Centos – how to monitor cURL calls

centoscurlPHP

I have a PHP based CMS which makes requests to service provider (a java based ECM(enterprise content management) currently located in the same server as my PHP) and inserts the response to mysql.

What initially starts at a good rate degrades slowly to 1/10th of the original data fetch and insert speed which i check using the count of the records. I'm having troubles figuring out the reason for the degradation and need to find if the cURL request is delayed at the ECM end where response is generated (as XML) or when the response is returned back to my PHP end. There's no change in the server load w.r.t the database (mysql) and I have my own reasons to believe it couldn't a database optimization issue.
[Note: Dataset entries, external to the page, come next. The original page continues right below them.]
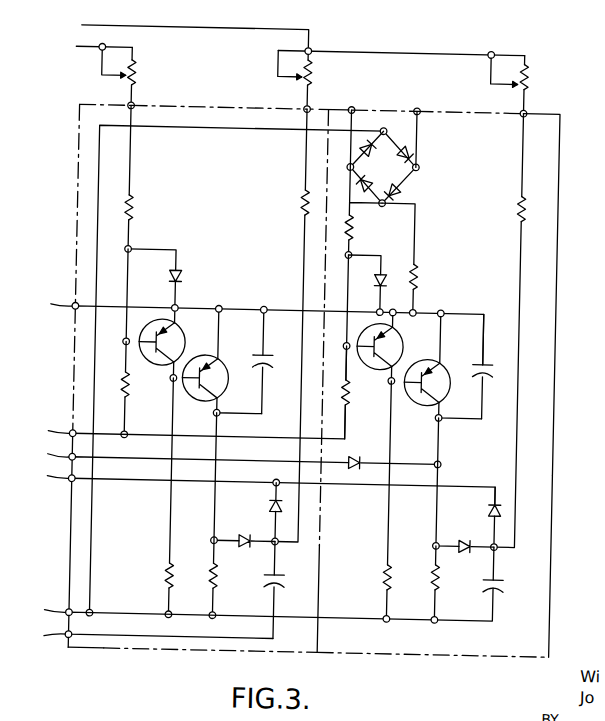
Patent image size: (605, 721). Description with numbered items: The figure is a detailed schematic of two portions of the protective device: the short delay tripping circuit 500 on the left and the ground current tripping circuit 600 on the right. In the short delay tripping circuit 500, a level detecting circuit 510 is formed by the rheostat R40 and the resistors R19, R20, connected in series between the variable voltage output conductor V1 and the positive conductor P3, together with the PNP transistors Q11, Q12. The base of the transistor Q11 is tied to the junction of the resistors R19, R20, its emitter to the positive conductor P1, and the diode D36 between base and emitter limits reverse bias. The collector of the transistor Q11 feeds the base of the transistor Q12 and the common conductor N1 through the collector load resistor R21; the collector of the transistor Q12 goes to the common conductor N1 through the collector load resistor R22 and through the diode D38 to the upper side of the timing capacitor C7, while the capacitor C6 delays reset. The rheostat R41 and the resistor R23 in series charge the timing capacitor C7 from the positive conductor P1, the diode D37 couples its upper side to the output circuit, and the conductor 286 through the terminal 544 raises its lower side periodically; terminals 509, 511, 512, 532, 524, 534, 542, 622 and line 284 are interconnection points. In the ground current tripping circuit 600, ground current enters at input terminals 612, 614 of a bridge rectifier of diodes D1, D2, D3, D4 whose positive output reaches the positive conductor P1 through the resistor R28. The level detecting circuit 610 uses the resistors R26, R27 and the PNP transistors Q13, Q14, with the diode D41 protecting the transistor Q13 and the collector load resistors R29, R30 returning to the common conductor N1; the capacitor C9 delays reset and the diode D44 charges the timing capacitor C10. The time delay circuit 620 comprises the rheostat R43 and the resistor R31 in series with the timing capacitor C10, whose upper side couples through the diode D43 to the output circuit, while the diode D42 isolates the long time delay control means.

The positive conductor P1 is at (76, 29).
The variable voltage output conductor V1 is at (74, 51).
The common conductor N1 is at (372, 620).
The positive conductor P3 is at (269, 436).
The rheostat R40 is at (147, 66).
The rheostat R41 is at (306, 79).
The rheostat R43 is at (528, 78).
The node 509 is at (130, 108).
The node 511 is at (300, 107).
The input terminal 612 is at (347, 109).
The input terminal 614 is at (412, 109).
The node 622 is at (522, 109).
The short delay tripping circuit 500 is at (209, 655).
The ground current tripping circuit 600 is at (418, 657).
The level detecting circuit 510 is at (165, 435).
The level detecting circuit 610 is at (425, 439).
The time delay circuit 620 is at (493, 299).
The line 512 is at (258, 322).
The line 532 is at (186, 420).
The line 524 is at (235, 451).
The line 534 is at (261, 482).
The line 542 is at (260, 601).
The terminal 544 is at (150, 626).
The line 284 is at (240, 450).
The conductor 286 is at (165, 639).
The resistor R19 is at (148, 197).
The resistor R20 is at (134, 387).
The collector load resistor R21 is at (164, 572).
The collector load resistor R22 is at (209, 572).
The resistor R23 is at (297, 204).
The resistor R26 is at (355, 237).
The resistor R27 is at (358, 394).
The resistor R28 is at (420, 284).
The collector load resistor R29 is at (378, 580).
The collector load resistor R30 is at (430, 571).
The resistor R31 is at (512, 205).
The capacitor C6 is at (274, 358).
The timing capacitor C7 is at (268, 583).
The capacitor C9 is at (496, 366).
The timing capacitor C10 is at (508, 582).
The diode D1 is at (405, 140).
The diode D2 is at (406, 189).
The diode D3 is at (372, 153).
The diode D4 is at (365, 185).
The diode D36 is at (184, 280).
The diode D37 is at (270, 508).
The diode D38 is at (247, 535).
The diode D41 is at (392, 268).
The diode D42 is at (364, 449).
The diode D43 is at (490, 513).
The diode D44 is at (467, 538).
The PNP transistor Q11 is at (182, 341).
The PNP transistor Q12 is at (223, 360).
The PNP transistor Q13 is at (401, 344).
The PNP transistor Q14 is at (446, 364).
What I'd actually like to do is know if there's someway to track what requests are being made, when they reach the ECM when the response is given and when it reaches the PHP again (a sum total of each cURL call's activity). I checked my apache access log if they are logged as GET and POST requests but couldn't find them. The only option in code level is to set a verbose though i'm not sure on how useful the result would be. Hence wish to know possible options for the same.

Best Answer

You can take a packet capture of the process (with tcpdump or wireshark), later analyse it to see how much time it takes every http transaction. Bear in mind that you can also take packet dumps for the 127.0.0.1 interface, since it may be needed if the requests are being done to localhost.

In order to see the curl requests you can provide a specific user agent to the curl request and later on look for requests from that user agent in the apache logs.